BMJ paper examines projected impact of UK–US pharmaceuticals agreement

A new analysis published in the BMJ estimates that the UK–US pharmaceuticals agreement could substantially increase NHS spending on new medicines over the next decade. The authors argue that, without additional funding, the resulting opportunity costs could affect healthcare delivery, while the government disputes the projected financial impact.
The Baseline
- A BMJ analysis estimates the UK–US pharmaceuticals agreement could increase NHS spending on new medicines by £44.7 billion by 2036.
- Researchers argue the resulting opportunity costs could affect healthcare delivery and population health if additional funding is not provided.
- The findings contribute to wider discussions around medicines pricing, HTA reform, and broader approaches to assessing value within the NHS.
A new analysis published in the BMJ has examined the potential long-term consequences of the UK–US pharmaceuticals agreement, concluding that higher NHS spending on new medicines could come at the expense of other healthcare services if additional funding is not provided.

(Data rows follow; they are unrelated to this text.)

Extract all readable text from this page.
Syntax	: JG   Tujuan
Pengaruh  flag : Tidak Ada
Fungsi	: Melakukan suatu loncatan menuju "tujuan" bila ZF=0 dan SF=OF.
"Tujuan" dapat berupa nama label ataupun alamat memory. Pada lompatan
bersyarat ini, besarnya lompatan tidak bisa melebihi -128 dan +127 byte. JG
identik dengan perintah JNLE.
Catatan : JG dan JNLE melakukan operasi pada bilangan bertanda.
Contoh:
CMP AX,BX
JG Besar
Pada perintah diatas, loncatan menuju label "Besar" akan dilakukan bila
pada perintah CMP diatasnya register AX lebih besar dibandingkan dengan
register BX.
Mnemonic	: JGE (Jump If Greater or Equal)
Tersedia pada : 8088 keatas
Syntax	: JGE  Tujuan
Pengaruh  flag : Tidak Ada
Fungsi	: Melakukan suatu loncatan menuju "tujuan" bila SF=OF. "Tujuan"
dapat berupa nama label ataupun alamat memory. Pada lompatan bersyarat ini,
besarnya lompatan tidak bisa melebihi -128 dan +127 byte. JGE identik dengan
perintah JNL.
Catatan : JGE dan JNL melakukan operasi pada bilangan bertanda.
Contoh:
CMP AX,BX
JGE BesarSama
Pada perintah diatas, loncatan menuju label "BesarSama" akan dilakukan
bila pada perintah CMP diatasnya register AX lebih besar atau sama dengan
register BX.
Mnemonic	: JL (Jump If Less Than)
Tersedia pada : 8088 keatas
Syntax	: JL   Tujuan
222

The publication follows a series of policy reforms reshaping medicines assessment and pricing in England. The UK–US pharmaceuticals agreement announced in December 2025 was accompanied by the first increase to NICE's cost-effectiveness thresholds in more than two decades, alongside changes to the Voluntary Scheme for Branded Medicines Pricing, Access and Growth (VPAG). Coinciding with publication of the BMJ analysis, the government also announced a series of NHS medicines pilots designed to explore how these reforms could be implemented, including pilots examining productivity benefits, broader measures of value, earlier patient access, and new approaches to implementing NICE recommendations.
The paper, authored by Karl Claxton (University of York), Andrew Hill (University of Liverpool), and Samuel Cross (Christchurch Hospital), examines the cumulative impact of the reforms introduced through the agreement. These include higher NICE cost-effectiveness thresholds, adoption of a new EQ-5D-5L value set that increases estimated quality-adjusted life year (QALY) gains for the same health benefit, a reduction in VPAG rebate rates from 23% to 14.5%, and the government's commitment to increase expenditure on newly launched branded medicines from 0.3% to at least 0.6% of GDP by 2036. According to the authors, these changes will increase NHS medicines expenditure without a corresponding increase in overall NHS resources. They estimate annual NHS spending on new medicines would rise by approximately £1.3 billion in 2028 and £8.8 billion by 2036, resulting in cumulative additional expenditure of £44.7 billion over the life of the agreement.
Rather than evaluating the clinical value of individual medicines, the authors examine the wider health opportunity costs of the agreement, estimating the health outcomes that could be displaced elsewhere in the NHS if additional medicines spending is funded from existing resources. Using previously published evidence linking NHS expenditure to mortality and health outcomes, they project that reduced spending elsewhere in the health system could contribute to approximately 229,000 excess deaths in England by 2036. When indirect effects on publicly funded adult social care are incorporated, that estimate increases to 291,000.
The researchers argue that the greatest impacts would likely occur across cardiovascular disease, respiratory disease, gastrointestinal disease, and cancer, while existing health inequalities could widen because reductions in NHS spending disproportionately affect more deprived communities. They also question whether the agreement will substantially improve patient access, noting that NICE already recommends more than 90% of the medicines it evaluates and estimates that increasing the cost-effectiveness thresholds may result in only two to five additional medicines being approved each year. "The agreement is more likely to increase the prices paid for medicines already entering the NHS rather than substantially expanding access," the authors write.
The analysis also examines broader assumptions underpinning the reforms. While ministers have argued that higher medicine prices will support pharmaceutical innovation and inward investment, the authors describe the supporting evidence as uncertain, arguing that the UK represents a relatively small share of the global pharmaceutical market and that domestic pricing decisions are unlikely to materially influence global research and development investment. They also note that the economic benefits of securing tariff-free pharmaceutical exports to the US should be considered alongside the potential health and economic consequences of diverting NHS resources.
The publication has prompted differing responses across the sector. The Department of Health and Social Care disputed the projected £44.7 billion cost, stating that the estimate is "not recognized by the department" and maintaining that the agreement will improve patient access to innovative medicines while being funded within existing spending plans.
Campaign group Global Justice Now also criticized the reforms. Responding to the publication, campaigner Tim Bierley said: "This latest research adds to the overwhelming evidence that the Trump medicines deal risks taking a wrecking ball to our health and our economy. Billions that could be spent on recruiting more NHS staff, cutting GP waiting times, or improving our hospital care are set to be siphoned off by corporate giants in the pharma industry."
Beyond the financial projections, the authors call for publication of the Department of Health and Social Care's impact assessment, arguing that greater transparency would enable more informed parliamentary scrutiny of the reforms and their long-term implications.